L’Autorité prend note du projet de recommandation de l’Arcep de mettre en place un mécanisme de report de l’ouverture à la commercialisation des lignes en fibre optique, pour tous les points de mutualisation pour lesquels la date de livraison des prestations nécessaires aux opérateurs commerciaux n’est pas compatible avec la date d’ouverture à la commercialisation programmée. A cet égard, l’Autorité invite l’Arcep à s’assurer que les opérateurs commerciaux sont en mesure de commercialiser leurs offres sur un pied d’égalité avec un opérateur d’infrastructure intégré et, observant que la mesure proposée pourrait être considérée comme une déclinaison directe du principe de non-discrimination prévu par l’article L. 34-8-3 du CPCE, invite l’Arcep à s’assurer de l’absence d’ambiguïté dans la manière dont s’articulent le projet de recommandation et les obligations existantes, afin que le mécanisme proposé ne conduise pas à un régime moins contraignant que celui résultant, d’ores et déjà, des obligations actuelles.
L’Arcep a, enfin, pour projet de recommander à tous les opérateurs d’infrastructure ayant établi ou exploité des points de mutualisation intérieurs aux immeubles en zones très denses d’appliquer les solutions mises en œuvre par Orange au cours du précédent cycle afin d'assurer, concrètement, l’effectivité de l’accès aux points de mutualisation intérieurs, et leur accès dans des conditions non-discriminatoires.
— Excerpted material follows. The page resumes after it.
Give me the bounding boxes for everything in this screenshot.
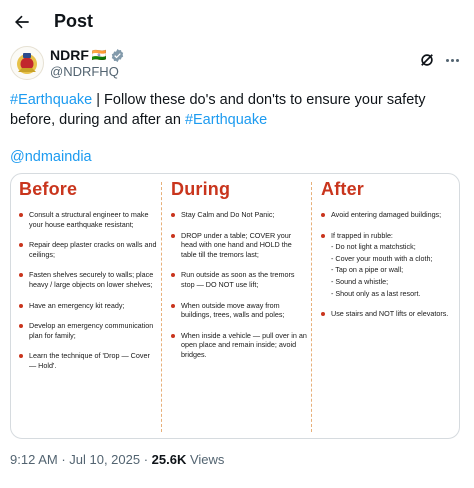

L’Autorité prend acte de ce projet et rappelle, comme elle l’avait fait dans son avis de 2017, que tous les opérateurs d’infrastructure ont la responsabilité (en vertu de l’article L. 34-8-3 du CPCE et de la décision n° 2009-1106 de l’Arcep) de garantir l’effectivité de l’accès aux points de mutualisation qu’ils déploient, et ce dans des conditions non-discriminatoires. Dès lors, l’Autorité invite l’Arcep à s’assurer de l’absence d’ambiguïté dans la manière dont s’articulent le projet de recommandation et les obligations existantes, afin que le mécanisme proposé ne conduise pas à un régime moins contraignant que celui résultant, d’ores et déjà, des obligations actuelles.
Ce résumé a un caractère strictement indicatif. Seul le texte de l'avis fait foi.